The Magpies go into today's MCG clash with Essendon on a precipice. A loss and a Sydney win over Adelaide this evening will put them 21/2 games outside the top four with only five left to play. And as far as premiership hopes go, given that only two of 32 preliminary finalists since the revamping of the final eight have made it from outside the top four, that will be that.

Against an injury-plagued Essendon, today should be a soda for the Magpies, going in very warm favourites. But in 2008, it's exactly the type of assignment that has proved Collingwood's undoing. The Pies have lost seven games, two each to Carlton and North Melbourne, another to the Brisbane Lions. Only two defeats, to Hawthorn and the Western Bulldogs, have come against opponents higher on the ladder.

Collingwood pushed the Doggies every inch of the way in that round-13 clash. It made a mess of Geelong, and had a very authoritative five-goal win over top-four rival Sydney the following round.

But the intensity of effort that marked those performances and, indeed, was consistently a calling card of the Magpies' outstanding 2007, hasn't been nearly as reliable this year. And when the Pies don't have that intensity, they suffer more than most.

Former Magpie captain Nathan Buckley wrote about it in these pages just over a month ago. And five games and three more losses on, that view has only been strengthened.

Collingwood relies far more heavily than its top-order rivals on forcing opposition turnovers with pressure, particularly in the midfield, where it stacks numbers.

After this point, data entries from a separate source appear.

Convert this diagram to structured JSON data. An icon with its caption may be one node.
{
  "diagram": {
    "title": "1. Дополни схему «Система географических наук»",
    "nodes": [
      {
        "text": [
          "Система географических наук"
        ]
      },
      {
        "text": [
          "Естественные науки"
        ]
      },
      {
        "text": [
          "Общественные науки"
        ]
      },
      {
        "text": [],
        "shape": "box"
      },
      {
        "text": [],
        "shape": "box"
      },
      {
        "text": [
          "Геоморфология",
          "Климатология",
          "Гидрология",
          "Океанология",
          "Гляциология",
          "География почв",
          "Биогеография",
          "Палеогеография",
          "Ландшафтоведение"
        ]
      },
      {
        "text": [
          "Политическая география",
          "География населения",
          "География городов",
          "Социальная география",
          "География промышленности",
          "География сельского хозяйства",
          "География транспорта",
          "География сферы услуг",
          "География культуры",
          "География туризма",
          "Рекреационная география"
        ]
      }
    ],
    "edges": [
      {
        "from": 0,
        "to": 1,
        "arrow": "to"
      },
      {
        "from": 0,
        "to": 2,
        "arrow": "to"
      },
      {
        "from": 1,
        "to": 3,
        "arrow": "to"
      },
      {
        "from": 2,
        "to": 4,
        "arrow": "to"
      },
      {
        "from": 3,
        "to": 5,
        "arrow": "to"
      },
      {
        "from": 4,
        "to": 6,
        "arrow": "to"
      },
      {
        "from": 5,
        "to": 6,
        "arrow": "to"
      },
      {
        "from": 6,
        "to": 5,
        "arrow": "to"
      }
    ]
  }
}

When it has to create attack from defence, it struggles.

"I think they're very good counterattackers and counterpunchers in that three or four seconds when they cause the turnover, before the opposition knows it's defending," Buckley says. "If the opposition knows Collingwood will have the ball out of, say, defence, and it's a slow play, they're a lot easier to defend against because they kick a lot and they're predictable. You know what they prefer, which is uncontested targets, so you just deny them that."

Champion Data figures back up Buckley's argument. Only Geelong starts more scoring launches (unbroken chains of possession leading to a score) in the forward 50 than Collingwood. In midfield, the Magpies are ranked fifth.

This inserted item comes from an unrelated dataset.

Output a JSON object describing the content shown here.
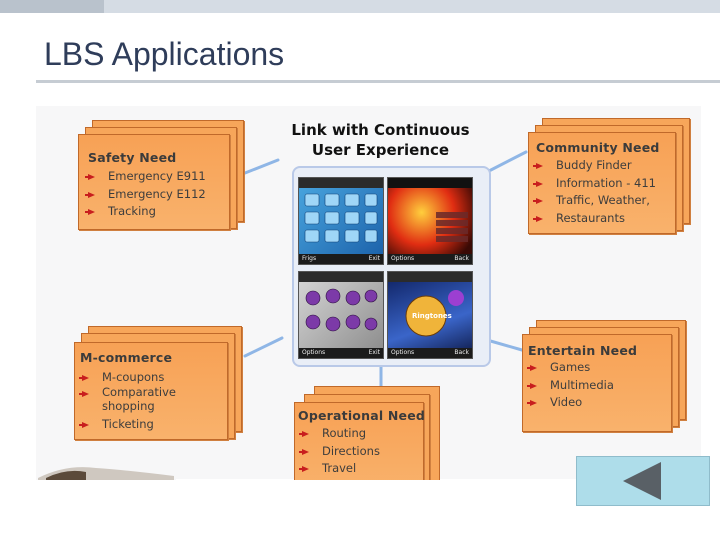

But when it comes to scoring chains launched from defence, the Magpies are equal-second-last alongside West Coast, with only Port Adelaide faring worse. Consider the Power and Eagles ladder positions of 13th and 15th, and you have an idea of the size of the anomaly.

Opposition strategists and coaches consider Collingwood's defence its weakest link, but its tactic of flooding the midfield with numbers and pressure can still make penetrating it difficult.

"They concentrate on defence between the arcs," says one coach. "They'll let you chip the ball around your back 50, but they don't allow you easy access to your forward line. The way to beat that is simply to move it quickly. Sydney has trouble with Collingwood because it doesn't move the ball quickly enough."

And perhaps, on a more psychological level, because of its renowned appetite for the contest, Sydney is always an opponent that necessitates a committed, hard-bitten approach.

The Collingwood of 2007 was routinely portrayed as the ultimate "blue-collar" team, which in truth probably sold short its level of skill. The paradox is that this season, as the individual talents of the likes of Dale Thomas, Paul Medhurst, Alan Didak and Leon Davis have been given more kudos, and the Pies have increased their skill level even further, reflected by increases in kicking and disposal efficiency, that less spectacular, gritty intensity, which helped get them within a kick of a grand final appearance in the first place has fallen away a little.

Hot and cold is the story of Collingwood's season, the cold delivered all too often when the Pies, relative to their opposition, should be at their hottest. Geelong, certainly, will be very pleased should that trend continue this afternoon and the top four slip beyond Collingwood's reach.

And silly as it seems, the Magpies have every right to be every bit as concerned about a seemingly innocuous clash with a side 12th on the AFL ladder as about any potential future clash with a rampant premier.